Nessa impugnação incluiu o ponto de facto “valor da coisa subtraída”, e esta pretensão mereceu acolhimento. A procedência parcial do recurso em matéria de facto envolve a procedência, também parcial, do recurso em matéria de direito, ou seja, a procedência na parte relativa à repercussão jurídica desta alteração na factualidade. Factualidade que, originariamente, realizava a agravante especial prevista na al. a) do art. 204º, nº 1 do CP (“valor elevado”) e que, agora, deixa de se verificar.
No presente caso, para que ocorresse o crime de furto qualificado do artigo 204.º (do nº1, al),do CP, pois outra circunstância não acontecia) seria necessário poder concluir que a coisa alheia subtraída era de “valor elevado”, ou seja, de valor que excedia as 50 unidades de conta avaliadas no momento da prática do facto (na definição do art.202.º, al) a, do CP, o que dá € 5.100,00).
Não tendo ficado demonstrado que o valor da coisa subtraída ultrapassava aquele patamar mínimo de agravação do tipo base, há que proceder à alteração da qualificação jurídica dos factos no acórdão e condenar o arguido como autor do crime do art. 203º, nº 1 do CP (mantendo-se no processo as condições de procedibilidade, pois o ofendido exerceu o direito de queixa, conforme resulta de fls 40/41).
(c)Da pena
Em matéria de pena, o recorrente defendeu a suspensão da execução da prisão, ao abrigo do art. 50º do CP, aceitando (e não discutindo) a escolha da(s) pena(s).
Já relativamente à medida da(s) pena(s), parcelares e única, insurgiu-se também, através da refutação da não aplicação do regime previsto para jovens delinquentes de que defende dever beneficiar. Mas, nesta parte, argumentou na decorrência do recurso da matéria de facto, dos factos sobre a personalidade do arguido. Esta impugnação improcedeu, o que prejudica também o recurso em matéria de direito, na parte correspondente.
No entanto, a alteração da qualificação jurídica implicará sempre uma reapreciação da pena parcelar correspondente ao tipo de crime alterado, a consequente reformulação do cúmulo jurídico, devendo proceder-se, por fim, à ponderação da pretensão do arguido sobre a aplicação de pena suspensa.
Tendo em conta que os recursos são sempre “remédios jurídicos”, e que também em matéria de pena mantêm o arquétipo de remédio jurídico, a Relação deve intervir na pena, alterando-a, nos limites das incorrecções ou distorções detectadas no processo aplicativo desenvolvido em primeira instância, na interpretação e aplicação de normas e princípios legais e constitucionais que regem em matéria de pena, e tendo sempre como referente a exacta pretensão do recorrente.
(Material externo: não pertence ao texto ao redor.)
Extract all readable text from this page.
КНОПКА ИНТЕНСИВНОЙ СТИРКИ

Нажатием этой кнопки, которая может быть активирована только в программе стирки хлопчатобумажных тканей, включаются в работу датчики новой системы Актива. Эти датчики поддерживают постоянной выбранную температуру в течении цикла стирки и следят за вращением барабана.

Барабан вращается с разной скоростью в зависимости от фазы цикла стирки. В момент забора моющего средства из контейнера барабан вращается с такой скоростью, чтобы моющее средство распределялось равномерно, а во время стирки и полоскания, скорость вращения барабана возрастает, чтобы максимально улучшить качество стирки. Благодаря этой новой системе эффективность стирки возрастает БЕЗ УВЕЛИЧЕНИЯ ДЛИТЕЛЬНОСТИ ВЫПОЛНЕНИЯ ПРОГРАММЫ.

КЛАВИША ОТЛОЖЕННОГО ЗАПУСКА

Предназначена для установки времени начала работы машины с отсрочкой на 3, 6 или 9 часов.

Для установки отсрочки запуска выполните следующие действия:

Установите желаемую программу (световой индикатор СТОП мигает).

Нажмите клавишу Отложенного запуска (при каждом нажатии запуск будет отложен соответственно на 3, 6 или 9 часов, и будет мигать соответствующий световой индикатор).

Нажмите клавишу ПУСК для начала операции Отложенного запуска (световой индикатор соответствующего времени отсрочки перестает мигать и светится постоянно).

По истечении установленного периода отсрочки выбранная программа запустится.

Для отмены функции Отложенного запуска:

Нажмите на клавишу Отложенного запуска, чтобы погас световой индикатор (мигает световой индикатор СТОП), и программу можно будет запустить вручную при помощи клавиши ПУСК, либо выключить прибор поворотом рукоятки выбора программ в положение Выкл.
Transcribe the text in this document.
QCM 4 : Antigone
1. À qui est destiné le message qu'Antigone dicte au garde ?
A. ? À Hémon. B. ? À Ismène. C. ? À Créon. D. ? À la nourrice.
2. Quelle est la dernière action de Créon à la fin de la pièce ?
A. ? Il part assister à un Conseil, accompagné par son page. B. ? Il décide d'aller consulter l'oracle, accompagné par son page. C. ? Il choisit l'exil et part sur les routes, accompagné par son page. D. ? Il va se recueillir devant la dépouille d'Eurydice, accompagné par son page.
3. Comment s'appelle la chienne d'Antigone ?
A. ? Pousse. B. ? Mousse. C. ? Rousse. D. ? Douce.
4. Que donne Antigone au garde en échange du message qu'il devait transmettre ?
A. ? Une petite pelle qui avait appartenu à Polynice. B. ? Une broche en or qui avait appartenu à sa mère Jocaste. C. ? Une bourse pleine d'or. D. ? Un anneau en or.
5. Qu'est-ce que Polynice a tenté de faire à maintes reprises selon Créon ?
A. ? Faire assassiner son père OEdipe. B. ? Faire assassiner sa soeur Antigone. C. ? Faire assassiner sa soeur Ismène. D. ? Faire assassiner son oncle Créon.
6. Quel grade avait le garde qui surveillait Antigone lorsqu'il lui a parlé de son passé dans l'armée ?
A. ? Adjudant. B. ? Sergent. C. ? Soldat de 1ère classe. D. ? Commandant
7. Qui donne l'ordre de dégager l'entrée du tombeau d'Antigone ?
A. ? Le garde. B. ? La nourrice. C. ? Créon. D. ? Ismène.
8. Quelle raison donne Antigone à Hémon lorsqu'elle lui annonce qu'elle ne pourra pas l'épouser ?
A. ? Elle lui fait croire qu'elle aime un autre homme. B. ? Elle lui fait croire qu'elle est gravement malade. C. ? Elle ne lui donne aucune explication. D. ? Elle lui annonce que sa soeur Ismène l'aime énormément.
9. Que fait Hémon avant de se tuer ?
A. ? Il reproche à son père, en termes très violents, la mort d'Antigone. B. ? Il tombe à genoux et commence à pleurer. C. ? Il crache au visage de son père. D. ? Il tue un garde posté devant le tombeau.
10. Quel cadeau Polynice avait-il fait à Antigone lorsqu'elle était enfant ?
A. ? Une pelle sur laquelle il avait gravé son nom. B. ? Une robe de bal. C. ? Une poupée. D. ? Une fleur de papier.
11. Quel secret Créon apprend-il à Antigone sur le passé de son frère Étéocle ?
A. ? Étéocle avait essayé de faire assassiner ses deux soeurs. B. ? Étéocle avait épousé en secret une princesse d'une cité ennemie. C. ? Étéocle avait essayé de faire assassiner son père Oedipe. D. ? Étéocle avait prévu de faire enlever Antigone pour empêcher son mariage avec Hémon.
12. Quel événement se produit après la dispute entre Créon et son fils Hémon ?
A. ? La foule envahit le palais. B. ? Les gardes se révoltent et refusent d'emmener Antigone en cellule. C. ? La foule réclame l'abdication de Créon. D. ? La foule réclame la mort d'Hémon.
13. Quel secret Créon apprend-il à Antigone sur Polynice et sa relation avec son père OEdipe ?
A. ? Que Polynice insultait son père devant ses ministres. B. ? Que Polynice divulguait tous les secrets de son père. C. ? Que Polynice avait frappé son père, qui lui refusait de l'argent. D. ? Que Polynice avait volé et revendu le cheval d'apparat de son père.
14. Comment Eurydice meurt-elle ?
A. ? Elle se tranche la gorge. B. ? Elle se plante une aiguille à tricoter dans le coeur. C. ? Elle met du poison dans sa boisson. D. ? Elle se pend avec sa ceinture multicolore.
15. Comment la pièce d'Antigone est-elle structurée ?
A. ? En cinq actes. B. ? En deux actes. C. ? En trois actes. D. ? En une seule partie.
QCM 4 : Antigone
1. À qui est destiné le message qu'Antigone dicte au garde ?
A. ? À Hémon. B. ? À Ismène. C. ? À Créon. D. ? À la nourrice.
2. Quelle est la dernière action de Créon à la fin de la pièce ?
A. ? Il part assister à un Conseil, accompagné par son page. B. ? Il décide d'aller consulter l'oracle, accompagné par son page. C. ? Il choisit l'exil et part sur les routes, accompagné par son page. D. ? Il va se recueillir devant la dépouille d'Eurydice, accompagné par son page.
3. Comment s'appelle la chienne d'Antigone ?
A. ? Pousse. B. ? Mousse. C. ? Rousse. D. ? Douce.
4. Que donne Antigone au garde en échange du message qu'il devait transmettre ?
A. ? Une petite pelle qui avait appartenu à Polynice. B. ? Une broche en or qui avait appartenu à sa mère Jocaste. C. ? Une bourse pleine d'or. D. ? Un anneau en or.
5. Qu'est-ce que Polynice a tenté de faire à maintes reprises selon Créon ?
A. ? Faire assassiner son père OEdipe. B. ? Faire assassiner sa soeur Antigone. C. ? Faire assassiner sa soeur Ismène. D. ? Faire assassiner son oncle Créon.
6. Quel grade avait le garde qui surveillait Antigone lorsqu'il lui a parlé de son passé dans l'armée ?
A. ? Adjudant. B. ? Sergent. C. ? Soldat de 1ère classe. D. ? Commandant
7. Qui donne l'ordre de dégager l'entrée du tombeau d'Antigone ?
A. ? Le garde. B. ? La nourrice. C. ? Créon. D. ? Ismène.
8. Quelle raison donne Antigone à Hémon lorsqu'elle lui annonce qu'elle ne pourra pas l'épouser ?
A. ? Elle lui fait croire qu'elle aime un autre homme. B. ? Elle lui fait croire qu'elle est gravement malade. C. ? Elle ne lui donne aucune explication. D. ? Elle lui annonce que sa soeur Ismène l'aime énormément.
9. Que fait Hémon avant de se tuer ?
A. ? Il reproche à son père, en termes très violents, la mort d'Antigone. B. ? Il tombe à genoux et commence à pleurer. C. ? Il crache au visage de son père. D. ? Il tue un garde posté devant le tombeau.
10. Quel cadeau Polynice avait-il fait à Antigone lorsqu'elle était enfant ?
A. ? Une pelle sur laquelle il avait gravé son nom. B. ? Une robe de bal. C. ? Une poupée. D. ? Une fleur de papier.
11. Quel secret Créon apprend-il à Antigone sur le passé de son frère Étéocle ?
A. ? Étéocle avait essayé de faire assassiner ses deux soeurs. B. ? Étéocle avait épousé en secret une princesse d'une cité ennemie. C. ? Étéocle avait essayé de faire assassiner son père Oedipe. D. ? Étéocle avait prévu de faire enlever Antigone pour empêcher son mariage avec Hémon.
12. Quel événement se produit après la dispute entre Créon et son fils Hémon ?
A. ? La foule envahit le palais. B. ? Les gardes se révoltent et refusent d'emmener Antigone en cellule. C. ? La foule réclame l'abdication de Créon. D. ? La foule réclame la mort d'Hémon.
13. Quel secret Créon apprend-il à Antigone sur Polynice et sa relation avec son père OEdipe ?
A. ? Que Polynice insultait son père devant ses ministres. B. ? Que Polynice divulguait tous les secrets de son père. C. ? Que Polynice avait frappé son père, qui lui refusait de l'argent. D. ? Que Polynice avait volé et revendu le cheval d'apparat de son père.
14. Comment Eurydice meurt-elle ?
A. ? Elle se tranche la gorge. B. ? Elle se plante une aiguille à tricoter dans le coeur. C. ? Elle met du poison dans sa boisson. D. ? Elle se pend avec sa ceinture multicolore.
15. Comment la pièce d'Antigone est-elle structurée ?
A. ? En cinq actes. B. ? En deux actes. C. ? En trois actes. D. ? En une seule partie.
Não decide de tudo, nem decide como se o fizesse ex novo, como se inexistisse uma decisão de primeira instância, pois o recurso não visa, não pretende e não pode eliminar alguma margem de actuação, de apreciação livre, reconhecida ao tribunal a quo enquanto componente individual do acto de julgar.
Há, assim, que partir da fundamentação da pena no acórdão, que foi a que segue:
“Enquadradas desta forma as condutas do arguido JP cumpre determinar as penas concretas, dentro das molduras abstractas previstas na lei, o que se fará, tendo em vista as finalidades que presidem à aplicação das penas, da protecção dos bens jurídicos e da reintegração do agente na sociedade, nos termos do art. 40º do CP e, em função das exigências de prevenção de futuros crimes, nos termos dos arts. 71º e 70º do CP e, tendo a culpa por limite inultrapassável, como preceitua o art. 40º/2 do CP. No caso sob apreciação, há a ponderar
- as necessidades de prevenção geral que são prementes quanto aos crimes de furto, atenta a frequência da prática destes tipos de ilícito e o alarme social que lhes está associado, sendo também muito acentuadas tais exigências quanto aos crimes de condução sem habilitação legal atentos os índices de sinistralidade conhecidos,
- a ilicitude – é elevada quanto a ambos os crimes, sendo que o arguido também conduzia sob o efeito do álcool,
- a intensidade do dolo – na forma directa, em ambas as situações,
- a gravidade das consequências – incrementada pelo prejuízo resultante da destruição do veículo para o proprietário,
- a conduta anterior e posterior do arguido – atenuando as exigências de prevenção especial apenas a inexistência de antecedentes criminais, sendo reduzido o relevo da confissão parcial face às circunstâncias em que o arguido foi encontrado na posse do veículo,
Deste modo, face a todo o circunstancialismo descrito, e tendo-se presente que as molduras penais abstractas dos crimes praticados pelo arguido preveêm penas de prisão ou multa, em alternativa, devendo, segundo o critério geral estabelecido no art. 70º do CP, dar-se preferência à segunda, sempre que esta realize de forma adequada e suficiente as finalidades da punição previstas no art. 40º/1 do CP, da protecção dos bens jurídicos e da reintegração do agente na sociedade, no caso concreto, perante a imagem global da actuação do arguido, a pena de multa não realizaria de forma adequada e suficiente as finalidades da punição previstas no art. 40º/1 do CP, da protecção dos bens jurídicos e da reintegração do agente na sociedade, e não representaria nem uma censura suficiente do facto nem “uma garantia para a comunidade da validade e vigência da norma violada ”.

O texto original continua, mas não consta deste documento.